Sendo dispensado o exame ou sendo este realizado e restando demonstrada a gravidez, o juiz proferirá sentença de natureza declaratória, investindo a autora na posse dos direitos que assistam ao nascituro, nos termos do art. 878, caput, do CPC. O exame tem procedimento simplificado, não cabendo indicação de quesitos ou de assistente técnico17, ainda que o contraditório deva ser respeitado com a oitiva das partes após a conclusão do exame. Se por qualquer razão o exame não puder se realizar (p. ex., desaparecimento da grávida ou a sua recusa em se submeter ao exame), o processo será extinto sem que os direitos do nascituro sejam prejudicados (art. 877, § 3.º, do CPC), não se aplicando as presunções previstas nos arts. 231 e 232 do CC. Sendo o exame inconclusivo, em razão de qualquer quadro clínico atípico, o juiz poderá determinar novo exame, inclusive aguardando um momento mais adequado para realizá-lo. Não constatada a gravidez, o juiz extinguirá o processo com rejeição do pedido da autora, em decisão que, apesar de ser de mérito, não faz coisa julgada material, sendo possível a questão da gravidez voltar a ser discutida em outra demanda judicial18.
Apesar de não existir no PLNCPC previsão de cautelares nominadas, a posse em nome de nascituro está prevista no Capítulo de procedimentos especiais contenciosos, mais precisamente nos arts. 726 a 728.
1 Marinoni-Mitidiero, Código, p. 800.
2 Baptista da Silva, Do processo, p. 528; Câmara, Lições, p. 221.
3 Oliveira, Comentários, n. 118, p. 380; Baptista da Silva, Do processo, p. 528.
4 Baptista da Silva, Do processo, p. 528; Greco Filho, Direito, n. 46, p. 203.
5 Greco, Jurisdição, n. 6.3, p. 84.
6 Theodoro Jr., Processo, n. 293, p. 349; Costa Machado, Código, p. 1.429.

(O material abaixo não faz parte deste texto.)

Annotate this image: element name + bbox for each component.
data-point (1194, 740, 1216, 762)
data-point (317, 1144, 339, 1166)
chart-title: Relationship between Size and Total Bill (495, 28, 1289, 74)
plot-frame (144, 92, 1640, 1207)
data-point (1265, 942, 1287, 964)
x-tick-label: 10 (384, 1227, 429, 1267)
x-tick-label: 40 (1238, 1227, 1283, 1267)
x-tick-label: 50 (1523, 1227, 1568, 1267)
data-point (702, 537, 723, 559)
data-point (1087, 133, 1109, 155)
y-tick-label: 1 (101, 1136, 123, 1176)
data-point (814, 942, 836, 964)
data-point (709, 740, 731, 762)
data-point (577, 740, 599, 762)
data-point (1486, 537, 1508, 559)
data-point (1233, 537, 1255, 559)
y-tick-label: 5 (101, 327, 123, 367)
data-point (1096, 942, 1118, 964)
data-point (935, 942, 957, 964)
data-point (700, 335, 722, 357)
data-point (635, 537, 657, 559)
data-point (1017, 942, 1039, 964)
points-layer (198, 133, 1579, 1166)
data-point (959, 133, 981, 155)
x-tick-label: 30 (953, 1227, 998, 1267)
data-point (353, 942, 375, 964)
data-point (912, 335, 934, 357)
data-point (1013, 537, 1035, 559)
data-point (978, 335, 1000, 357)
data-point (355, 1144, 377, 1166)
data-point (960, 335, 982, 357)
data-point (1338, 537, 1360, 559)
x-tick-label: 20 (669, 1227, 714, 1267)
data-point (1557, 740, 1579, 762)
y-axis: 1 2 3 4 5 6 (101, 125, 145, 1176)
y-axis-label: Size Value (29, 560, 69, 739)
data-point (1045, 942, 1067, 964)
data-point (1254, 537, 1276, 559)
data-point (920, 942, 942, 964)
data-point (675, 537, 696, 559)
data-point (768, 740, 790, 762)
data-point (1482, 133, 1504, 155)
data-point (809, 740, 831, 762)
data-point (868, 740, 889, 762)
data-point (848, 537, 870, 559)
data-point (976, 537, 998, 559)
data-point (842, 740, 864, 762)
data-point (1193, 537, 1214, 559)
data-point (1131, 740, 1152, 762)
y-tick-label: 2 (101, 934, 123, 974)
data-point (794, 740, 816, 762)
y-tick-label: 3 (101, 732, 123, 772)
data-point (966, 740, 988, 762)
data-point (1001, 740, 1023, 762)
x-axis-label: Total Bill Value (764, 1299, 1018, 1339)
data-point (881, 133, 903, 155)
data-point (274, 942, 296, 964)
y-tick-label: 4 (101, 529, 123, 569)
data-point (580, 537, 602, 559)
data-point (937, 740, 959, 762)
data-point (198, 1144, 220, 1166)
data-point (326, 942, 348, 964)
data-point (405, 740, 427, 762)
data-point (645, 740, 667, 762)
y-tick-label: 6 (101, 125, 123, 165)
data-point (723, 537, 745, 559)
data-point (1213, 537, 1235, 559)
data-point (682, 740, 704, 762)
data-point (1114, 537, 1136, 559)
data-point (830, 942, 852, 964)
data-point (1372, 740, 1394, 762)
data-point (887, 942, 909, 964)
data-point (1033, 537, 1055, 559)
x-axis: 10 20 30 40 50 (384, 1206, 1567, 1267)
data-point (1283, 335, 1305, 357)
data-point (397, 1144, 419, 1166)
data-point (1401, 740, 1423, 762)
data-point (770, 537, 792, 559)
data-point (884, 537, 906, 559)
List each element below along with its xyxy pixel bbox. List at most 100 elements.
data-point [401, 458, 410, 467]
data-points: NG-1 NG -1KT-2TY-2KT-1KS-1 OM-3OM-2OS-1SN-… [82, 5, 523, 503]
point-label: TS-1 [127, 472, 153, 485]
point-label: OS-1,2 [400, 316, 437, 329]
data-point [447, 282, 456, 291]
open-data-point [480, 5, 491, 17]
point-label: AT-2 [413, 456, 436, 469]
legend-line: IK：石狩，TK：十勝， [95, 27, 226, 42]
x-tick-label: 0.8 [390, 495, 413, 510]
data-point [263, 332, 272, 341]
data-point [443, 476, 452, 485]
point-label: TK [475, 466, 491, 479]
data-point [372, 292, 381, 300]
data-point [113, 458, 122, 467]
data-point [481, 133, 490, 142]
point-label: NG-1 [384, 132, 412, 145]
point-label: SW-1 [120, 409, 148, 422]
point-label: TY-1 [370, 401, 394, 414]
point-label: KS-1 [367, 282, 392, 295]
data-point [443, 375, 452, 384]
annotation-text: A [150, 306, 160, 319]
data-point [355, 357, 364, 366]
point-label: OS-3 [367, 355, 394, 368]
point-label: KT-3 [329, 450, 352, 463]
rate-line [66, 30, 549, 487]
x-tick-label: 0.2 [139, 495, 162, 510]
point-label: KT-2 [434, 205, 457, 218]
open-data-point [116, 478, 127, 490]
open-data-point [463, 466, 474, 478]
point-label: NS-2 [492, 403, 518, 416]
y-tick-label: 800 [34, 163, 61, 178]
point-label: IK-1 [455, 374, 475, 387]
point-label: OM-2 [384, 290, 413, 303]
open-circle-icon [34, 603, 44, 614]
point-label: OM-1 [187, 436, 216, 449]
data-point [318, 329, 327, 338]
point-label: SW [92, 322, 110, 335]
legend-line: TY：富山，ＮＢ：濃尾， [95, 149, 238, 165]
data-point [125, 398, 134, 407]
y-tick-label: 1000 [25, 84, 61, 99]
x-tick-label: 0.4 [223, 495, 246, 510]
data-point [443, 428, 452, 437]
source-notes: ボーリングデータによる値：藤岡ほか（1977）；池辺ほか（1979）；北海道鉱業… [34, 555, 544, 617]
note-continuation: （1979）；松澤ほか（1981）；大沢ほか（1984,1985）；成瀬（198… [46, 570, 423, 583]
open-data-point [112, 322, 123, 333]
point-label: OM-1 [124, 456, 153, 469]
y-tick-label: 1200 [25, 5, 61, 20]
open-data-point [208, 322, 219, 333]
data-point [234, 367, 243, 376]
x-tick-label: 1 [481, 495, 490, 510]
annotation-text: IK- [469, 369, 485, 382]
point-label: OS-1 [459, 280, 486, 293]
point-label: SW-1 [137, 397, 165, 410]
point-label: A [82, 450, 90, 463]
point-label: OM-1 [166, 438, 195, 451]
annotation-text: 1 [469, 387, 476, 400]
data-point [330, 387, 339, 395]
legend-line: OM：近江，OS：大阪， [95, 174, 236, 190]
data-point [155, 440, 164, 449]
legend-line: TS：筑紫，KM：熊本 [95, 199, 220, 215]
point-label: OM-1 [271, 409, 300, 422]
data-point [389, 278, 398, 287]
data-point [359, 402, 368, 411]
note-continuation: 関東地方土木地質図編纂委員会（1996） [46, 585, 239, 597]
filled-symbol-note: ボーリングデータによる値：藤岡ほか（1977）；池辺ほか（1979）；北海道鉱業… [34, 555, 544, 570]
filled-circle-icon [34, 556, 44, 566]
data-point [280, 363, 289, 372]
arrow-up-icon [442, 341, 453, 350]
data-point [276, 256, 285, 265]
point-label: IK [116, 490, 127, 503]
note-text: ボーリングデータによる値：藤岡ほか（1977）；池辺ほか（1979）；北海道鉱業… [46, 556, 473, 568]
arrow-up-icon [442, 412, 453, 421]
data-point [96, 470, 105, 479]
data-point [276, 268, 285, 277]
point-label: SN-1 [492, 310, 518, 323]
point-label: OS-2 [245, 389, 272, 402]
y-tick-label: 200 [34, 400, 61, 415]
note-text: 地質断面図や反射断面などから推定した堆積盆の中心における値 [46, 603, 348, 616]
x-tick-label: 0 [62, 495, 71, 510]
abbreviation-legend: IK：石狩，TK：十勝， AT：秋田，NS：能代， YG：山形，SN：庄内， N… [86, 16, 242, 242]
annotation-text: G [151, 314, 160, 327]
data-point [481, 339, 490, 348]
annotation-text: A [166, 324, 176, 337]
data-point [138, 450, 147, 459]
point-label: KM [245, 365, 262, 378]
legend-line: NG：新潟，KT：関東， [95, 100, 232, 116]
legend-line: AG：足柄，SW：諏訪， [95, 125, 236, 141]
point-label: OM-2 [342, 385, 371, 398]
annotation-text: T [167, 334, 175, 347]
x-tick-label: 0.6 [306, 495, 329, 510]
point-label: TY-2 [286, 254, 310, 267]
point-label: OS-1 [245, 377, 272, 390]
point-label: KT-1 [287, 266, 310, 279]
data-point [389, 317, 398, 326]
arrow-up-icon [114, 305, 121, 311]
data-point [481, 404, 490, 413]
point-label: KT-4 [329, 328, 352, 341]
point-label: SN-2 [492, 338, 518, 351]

7 Oliveira, Comentários, n. 118, p. 380.
8 Oliveira, Comentários, n. 118, p. 380; Theodoro Jr., Processo, n. 293, p. 349; Costa Machado, Código, p. 1.429; Scarpinella Bueno, Curso, v. 4, p. 317. Contra: Câmara, Lições, p. 221.
9 Baptista da Silva, Do processo, p. 530; Costa Machado, Código, p. 1.429.
10 Theodoro Jr., Processo, n. 294, p. 349; Oliveira, Comentários, n. 119, p. 381.
11 Marinoni-Mitidiero, Código, p. 800; Tesheiner, Jurisdição, n. 3.1, p. 58.
12 Theodoro Jr., Processo, n. 294, p. 349; Baptista da Silva, Do processo, p. 530.
13 Theodoro Jr., Processo, n. 295, p. 350.
14 Theodoro Jr., Processo, n. 295, p. 350.
15 Theodoro Jr., Processo, n. 295, p. 350; Greco, Jurisdição, n. 6.3, p. 85; Costa Machado, Código, p. 1.430; Oliveira, Comentários, n. 120, p. 382; Câmara, Lições, p. 223.
16 Marinoni-Mitidiero, Código, p. 800.
17 Scarpinella Bueno, Curso, v. 4, p. 318.
18 Oliveira, Comentários, n. 122, p. 384; Greco, Jurisdição, n. 6.3, p. 87; Baptista da Silva, Do processo, p. 534.